Through Instagram. That’s my boy, he’s from Brooklyn.
Do you look up to Fat Joe as a mentor?
All the older rappers, not all of them but most of them, are almost like mentors. I’m trying to learn from them.
What’s the first thing you do when you get in the studio?
I like to just turn up the music. Turn up whatever I’m vibing to. I like the music loud. It’s almost like you can see the sound, it’s crazy.
Is there a specific studio you record in NY?
Not anywhere specific. I record all over NY.
What is that a NY artist has to do stand out?
Well… I don’t feel specifically as a NY artit but as an artist, just be yourself. We’re all on the road. if you see somebody on their road, it might look better but we all have separate roads and separate lanes. You can’t go and follow somebody you see because you’re getting off your route. Now it’s going to take longer for you to go where you want to go, where God wanted you to go, since you wanted to take a detour.
How big are you on collaborating?
I’m not new to collaborating. I really like writing. I wrote a lot coming up before I was in the spotlight. It’s all about the vibe. If the artist is dope it can’t be nothing but greatness created.
What’s inspiring you lately?
I think just the process. Not getting what I want. Just things going wrong.
Your song “Save Me” — how important is mental health awareness to you?
You have to have music like that. Sometimes I feel like that and I want to make music like that. I just end up listening to my music. I found a lane. It’s organic. It wasn’t planned to do this. I’m just doing me, speaking on my situations.

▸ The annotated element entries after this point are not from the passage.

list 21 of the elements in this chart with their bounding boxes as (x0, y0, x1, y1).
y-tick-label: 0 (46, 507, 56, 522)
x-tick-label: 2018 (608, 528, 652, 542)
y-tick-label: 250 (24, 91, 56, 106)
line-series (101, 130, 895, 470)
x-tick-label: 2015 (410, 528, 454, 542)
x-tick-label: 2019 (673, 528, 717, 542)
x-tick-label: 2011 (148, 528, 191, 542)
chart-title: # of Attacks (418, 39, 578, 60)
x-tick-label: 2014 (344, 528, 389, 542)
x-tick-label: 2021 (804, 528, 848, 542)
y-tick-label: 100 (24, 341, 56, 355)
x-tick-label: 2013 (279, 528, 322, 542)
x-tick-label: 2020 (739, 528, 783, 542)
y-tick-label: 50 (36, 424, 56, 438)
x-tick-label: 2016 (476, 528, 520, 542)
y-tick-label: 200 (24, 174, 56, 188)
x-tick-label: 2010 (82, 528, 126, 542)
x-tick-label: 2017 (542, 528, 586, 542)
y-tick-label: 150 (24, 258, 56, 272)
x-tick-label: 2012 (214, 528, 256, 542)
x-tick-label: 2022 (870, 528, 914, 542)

Who was the first person to give you the name Mally Stakz?
My name is Jamal. Mally comes from that. Stakz just came later on. Mallachi is a funny nickname. They started calling me that in the studio.
How did you link up with FKI 1st?
That’s my boy. He came to NY and we were in the same studio. He heard my stuff, I heard his stuff. I heard his music, everything with Post Malone, he’s a young dude from another side of the US, we just cooked. It made sense. He came back again, we did the video, it was dope.
How do you balance your remixes and your originals?
If I do a remix, I have to really be feeling it. As far as my original songs, I try and keep those relevant too. People gravitate more towards covers sometimes and they forget that you’re a good artist overall, that it’s not just that one song they like.
Who are your favorite artists outside of rap?
I’m into everything, man. I like Bieber, Bruno Mars. That’s what I’m trying to be like. His music, his shows, his vision is fire. Drake, Meek Mill, Jay-Z, Kendrick. Yeah, man. I’m inspired by a lot. Almost everything around me. Good or bad.
You have been making music in NY for a while — what’s the best thing about being an artist from NY in 2018?
The best thing… is that you’re from New York, period. The light is shining on New York a little bit more.
What’s your favorite thing about the music industry today?
I’ve been around for a little minute. I feel like I have a different view rather than other artists. It has to be the simplicity. Once you really understand it, it’s not as difficult as you think. In a sense, it still is very difficult.
How many songs are in the vault?
Thousands. I have songs with a lot of producers. I hold onto everything until it’s the right timing. Nowadays this world is so digital, everything has to be timed right.
What’s a recently written lyric you’re proud of?
I don’t really write too much. I just express myself. I know what I think. But a line that I recently recorded… “Just be careful what you ask for”. That’s a video that dropped before. It’s called “Ask For”, it’s out now.
What could you tell your 18 year old self today?
I would tell him that you know. You know. Don’t worry. Don’t second guess your feelings, you know.
What’s next for you?
I’m keeping it going. I’m going to LA soon. More videos, more singles. I got the new song “Box To Boom” with Fat Joe. Just heating up and getting people to anticipate my bodies of work like my mixtapes, my albums. I have a whole bunch of music that’s coming this year.